Degenerates on Display

We popped over to the Neue Gallerie today to take in the new show on "Degenerate Art" under the Nazis--which was not the best ever but good enough--and also the goulash, which was up to par.

The show builds on a defensible premise: to show some comparisons/contrasts between the art of which the Nazis approved and the dreadful modern stuff that came before.  By "dreadful modern," I mean the stuff you will have seen and enjoyed at--and will cherish from--your previous forays to the Neue.  By "Nazi," think Hitler, or Mussolini or Stalin, except in various ways I think maybe the competitor-scoundrels came up with a more interesting and varied product than the little man in the mustache itself.  Mussolini, after all, fancied himself a sort of modernist, at least in his early days, at least as long as there were lots of choo-choos and suchlike.  Stalin's contributions to the arts may be regarded as slender but the Soviets did keep grinding out those gloriously, yet oddly compelling, posters, right on into the post-War period (statement of interest: at Chez Buce, there is a Soviet kitsch poster on the bedroom wall, along with an array of mama in a selection of hats, and a photo  of bedful of babies).

Worth the price, as I say, and it seems to have found its audience:  at 11 am, the line ran around the corner onto Fifth Avenue and I tell you it was pretty chilly.  Someone in the line said something about their being extra security, so I guess the anti-degenerate party lives.

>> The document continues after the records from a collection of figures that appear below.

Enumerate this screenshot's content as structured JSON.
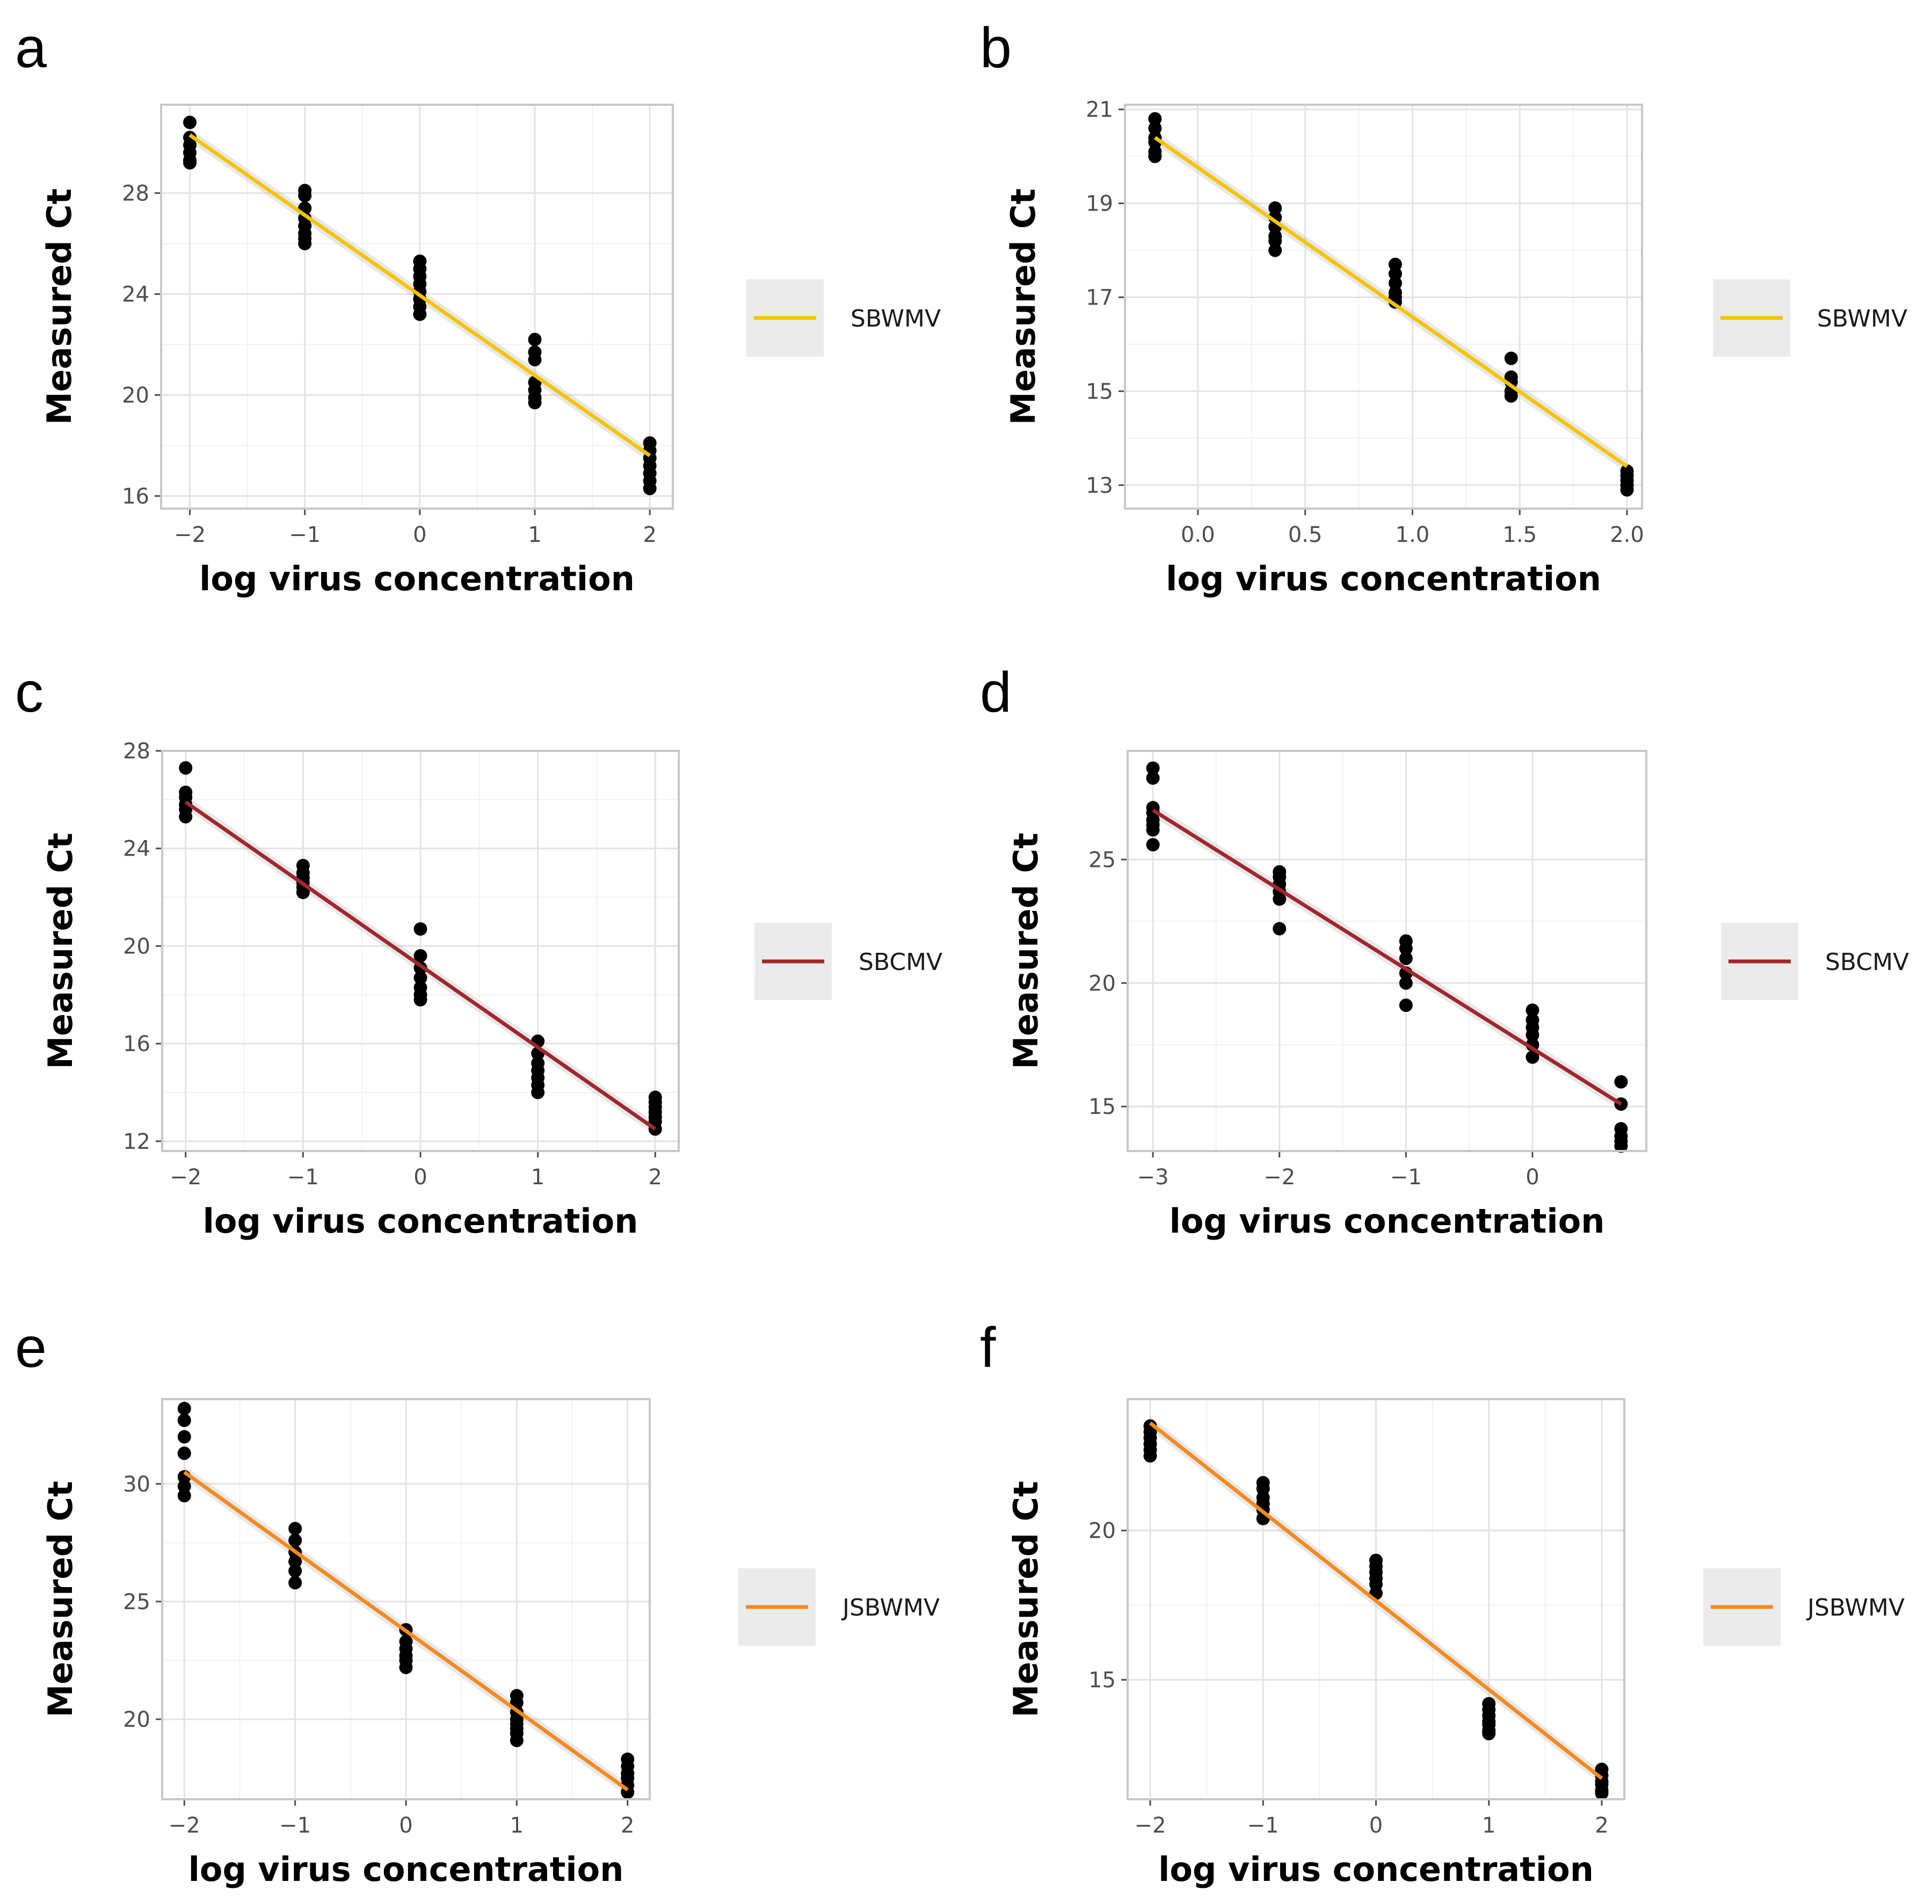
{
  "figure": {
    "panels": [
      "a",
      "b",
      "c",
      "d",
      "e",
      "f"
    ]
  },
  "colors": {
    "SBWMV": "#F5C400",
    "SBCMV": "#A0272D",
    "JSBWMV": "#F58A1F",
    "points": "#000000",
    "ribbon": "#BEBEBE"
  },
  "chart_data": [
    {
      "panel": "a",
      "type": "scatter",
      "xlabel": "log virus concentration",
      "ylabel": "Measured Ct",
      "xlim": [
        -2.25,
        2.2
      ],
      "ylim": [
        15.5,
        31.5
      ],
      "xticks": [
        -2,
        -1,
        0,
        1,
        2
      ],
      "xtick_labels": [
        "−2",
        "−1",
        "0",
        "1",
        "2"
      ],
      "yticks": [
        16,
        20,
        24,
        28
      ],
      "ytick_labels": [
        "16",
        "20",
        "24",
        "28"
      ],
      "legend": "SBWMV",
      "color": "#F5C400",
      "fit": {
        "x": [
          -2,
          2
        ],
        "y": [
          30.3,
          17.6
        ]
      },
      "points": {
        "x": [
          -2,
          -2,
          -2,
          -2,
          -2,
          -2,
          -1,
          -1,
          -1,
          -1,
          -1,
          -1,
          -1,
          -1,
          0,
          0,
          0,
          0,
          0,
          0,
          0,
          0,
          1,
          1,
          1,
          1,
          1,
          1,
          1,
          2,
          2,
          2,
          2,
          2,
          2,
          2
        ],
        "y": [
          30.8,
          30.2,
          29.9,
          29.6,
          29.3,
          29.2,
          28.1,
          27.9,
          27.4,
          27.0,
          26.7,
          26.4,
          26.2,
          26.0,
          25.3,
          25.0,
          24.7,
          24.4,
          24.1,
          23.8,
          23.5,
          23.2,
          22.2,
          21.7,
          21.4,
          20.5,
          20.2,
          19.9,
          19.7,
          18.1,
          17.8,
          17.5,
          17.2,
          16.9,
          16.6,
          16.3
        ]
      }
    },
    {
      "panel": "b",
      "type": "scatter",
      "xlabel": "log virus concentration",
      "ylabel": "Measured Ct",
      "xlim": [
        -0.34,
        2.07
      ],
      "ylim": [
        12.5,
        21.1
      ],
      "xticks": [
        0.0,
        0.5,
        1.0,
        1.5,
        2.0
      ],
      "xtick_labels": [
        "0.0",
        "0.5",
        "1.0",
        "1.5",
        "2.0"
      ],
      "yticks": [
        13,
        15,
        17,
        19,
        21
      ],
      "ytick_labels": [
        "13",
        "15",
        "17",
        "19",
        "21"
      ],
      "legend": "SBWMV",
      "color": "#F5C400",
      "fit": {
        "x": [
          -0.2,
          2.0
        ],
        "y": [
          20.4,
          13.4
        ]
      },
      "points": {
        "x": [
          -0.2,
          -0.2,
          -0.2,
          -0.2,
          -0.2,
          -0.2,
          0.36,
          0.36,
          0.36,
          0.36,
          0.36,
          0.36,
          0.92,
          0.92,
          0.92,
          0.92,
          0.92,
          0.92,
          1.46,
          1.46,
          1.46,
          1.46,
          1.46,
          2.0,
          2.0,
          2.0,
          2.0,
          2.0
        ],
        "y": [
          20.8,
          20.6,
          20.4,
          20.3,
          20.1,
          20.0,
          18.9,
          18.7,
          18.5,
          18.3,
          18.2,
          18.0,
          17.7,
          17.5,
          17.3,
          17.1,
          17.0,
          16.9,
          15.7,
          15.3,
          15.2,
          15.0,
          14.9,
          13.3,
          13.2,
          13.1,
          13.0,
          12.9
        ]
      }
    },
    {
      "panel": "c",
      "type": "scatter",
      "xlabel": "log virus concentration",
      "ylabel": "Measured Ct",
      "xlim": [
        -2.2,
        2.2
      ],
      "ylim": [
        11.6,
        28.0
      ],
      "xticks": [
        -2,
        -1,
        0,
        1,
        2
      ],
      "xtick_labels": [
        "−2",
        "−1",
        "0",
        "1",
        "2"
      ],
      "yticks": [
        12,
        16,
        20,
        24,
        28
      ],
      "ytick_labels": [
        "12",
        "16",
        "20",
        "24",
        "28"
      ],
      "legend": "SBCMV",
      "color": "#A0272D",
      "fit": {
        "x": [
          -2,
          2
        ],
        "y": [
          25.9,
          12.5
        ]
      },
      "points": {
        "x": [
          -2,
          -2,
          -2,
          -2,
          -2,
          -2,
          -1,
          -1,
          -1,
          -1,
          -1,
          -1,
          0,
          0,
          0,
          0,
          0,
          0,
          0,
          1,
          1,
          1,
          1,
          1,
          1,
          1,
          2,
          2,
          2,
          2,
          2,
          2,
          2
        ],
        "y": [
          27.3,
          26.3,
          26.1,
          25.8,
          25.6,
          25.3,
          23.3,
          23.0,
          22.8,
          22.6,
          22.4,
          22.2,
          20.7,
          19.6,
          19.1,
          18.7,
          18.3,
          18.0,
          17.8,
          16.1,
          15.6,
          15.2,
          14.9,
          14.6,
          14.3,
          14.0,
          13.8,
          13.6,
          13.4,
          13.2,
          13.0,
          12.8,
          12.5
        ]
      }
    },
    {
      "panel": "d",
      "type": "scatter",
      "xlabel": "log virus concentration",
      "ylabel": "Measured Ct",
      "xlim": [
        -3.2,
        0.9
      ],
      "ylim": [
        13.2,
        29.4
      ],
      "xticks": [
        -3,
        -2,
        -1,
        0
      ],
      "xtick_labels": [
        "−3",
        "−2",
        "−1",
        "0"
      ],
      "yticks": [
        15,
        20,
        25
      ],
      "ytick_labels": [
        "15",
        "20",
        "25"
      ],
      "legend": "SBCMV",
      "color": "#A0272D",
      "fit": {
        "x": [
          -3,
          0.7
        ],
        "y": [
          27.0,
          15.1
        ]
      },
      "points": {
        "x": [
          -3,
          -3,
          -3,
          -3,
          -3,
          -3,
          -3,
          -3,
          -2,
          -2,
          -2,
          -2,
          -2,
          -2,
          -1,
          -1,
          -1,
          -1,
          -1,
          -1,
          0,
          0,
          0,
          0,
          0,
          0,
          0.7,
          0.7,
          0.7,
          0.7,
          0.7,
          0.7
        ],
        "y": [
          28.7,
          28.3,
          27.1,
          26.9,
          26.6,
          26.4,
          26.2,
          25.6,
          24.5,
          24.3,
          24.0,
          23.7,
          23.4,
          22.2,
          21.7,
          21.4,
          21.0,
          20.4,
          20.0,
          19.1,
          18.9,
          18.5,
          18.2,
          17.9,
          17.5,
          17.0,
          16.0,
          15.1,
          14.1,
          13.8,
          13.6,
          13.4
        ]
      }
    },
    {
      "panel": "e",
      "type": "scatter",
      "xlabel": "log virus concentration",
      "ylabel": "Measured Ct",
      "xlim": [
        -2.2,
        2.2
      ],
      "ylim": [
        16.6,
        33.6
      ],
      "xticks": [
        -2,
        -1,
        0,
        1,
        2
      ],
      "xtick_labels": [
        "−2",
        "−1",
        "0",
        "1",
        "2"
      ],
      "yticks": [
        20,
        25,
        30
      ],
      "ytick_labels": [
        "20",
        "25",
        "30"
      ],
      "legend": "JSBWMV",
      "color": "#F58A1F",
      "fit": {
        "x": [
          -2,
          2
        ],
        "y": [
          30.5,
          17.0
        ]
      },
      "points": {
        "x": [
          -2,
          -2,
          -2,
          -2,
          -2,
          -2,
          -2,
          -1,
          -1,
          -1,
          -1,
          -1,
          -1,
          0,
          0,
          0,
          0,
          0,
          0,
          1,
          1,
          1,
          1,
          1,
          1,
          1,
          1,
          2,
          2,
          2,
          2,
          2,
          2
        ],
        "y": [
          33.2,
          32.7,
          32.0,
          31.3,
          30.3,
          29.9,
          29.5,
          28.1,
          27.6,
          27.1,
          26.7,
          26.3,
          25.8,
          23.8,
          23.3,
          23.0,
          22.7,
          22.5,
          22.2,
          21.0,
          20.7,
          20.3,
          20.0,
          19.8,
          19.6,
          19.4,
          19.1,
          18.3,
          18.0,
          17.7,
          17.5,
          17.2,
          16.9
        ]
      }
    },
    {
      "panel": "f",
      "type": "scatter",
      "xlabel": "log virus concentration",
      "ylabel": "Measured Ct",
      "xlim": [
        -2.2,
        2.2
      ],
      "ylim": [
        11.0,
        24.4
      ],
      "xticks": [
        -2,
        -1,
        0,
        1,
        2
      ],
      "xtick_labels": [
        "−2",
        "−1",
        "0",
        "1",
        "2"
      ],
      "yticks": [
        15,
        20
      ],
      "ytick_labels": [
        "15",
        "20"
      ],
      "legend": "JSBWMV",
      "color": "#F58A1F",
      "fit": {
        "x": [
          -2,
          2
        ],
        "y": [
          23.6,
          11.7
        ]
      },
      "points": {
        "x": [
          -2,
          -2,
          -2,
          -2,
          -2,
          -2,
          -1,
          -1,
          -1,
          -1,
          -1,
          -1,
          0,
          0,
          0,
          0,
          0,
          0,
          1,
          1,
          1,
          1,
          1,
          1,
          1,
          2,
          2,
          2,
          2,
          2,
          2
        ],
        "y": [
          23.5,
          23.3,
          23.1,
          22.9,
          22.7,
          22.5,
          21.6,
          21.4,
          21.1,
          20.9,
          20.7,
          20.4,
          19.0,
          18.8,
          18.6,
          18.4,
          18.2,
          17.9,
          14.2,
          14.0,
          13.8,
          13.6,
          13.5,
          13.3,
          13.2,
          12.0,
          11.8,
          11.6,
          11.5,
          11.3,
          11.2
        ]
      }
    }
  ]
}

Still, I'm not sure the project works as a museum show.  Most of the goers will have seen the degenerate part--mostly right here at the Neue-- and the Nazi art doesn't deserve a second look (which is the point, of course, but still).  The comparisons themselves aren't immediately enlightening.   I suspect maybe the trouble here is that the real story is in the back-story: the particular machinations that led the Nazis (or really, Goebbels) to crack down on the degenerates as hard as he did.  Did Goebbels, or Hitler (or anyone) really care?  Or was this just posturing on the path to power?  The point is, perhaps, that I should have done my homework, or at least that I wish I had.  I suppose there was good stuff available on topic in that lovely museum shop.  But the stack is already high and other topics press their demands.  And, of course, as the Jews are said to say of any major holiday: we won, they lost, let's eat.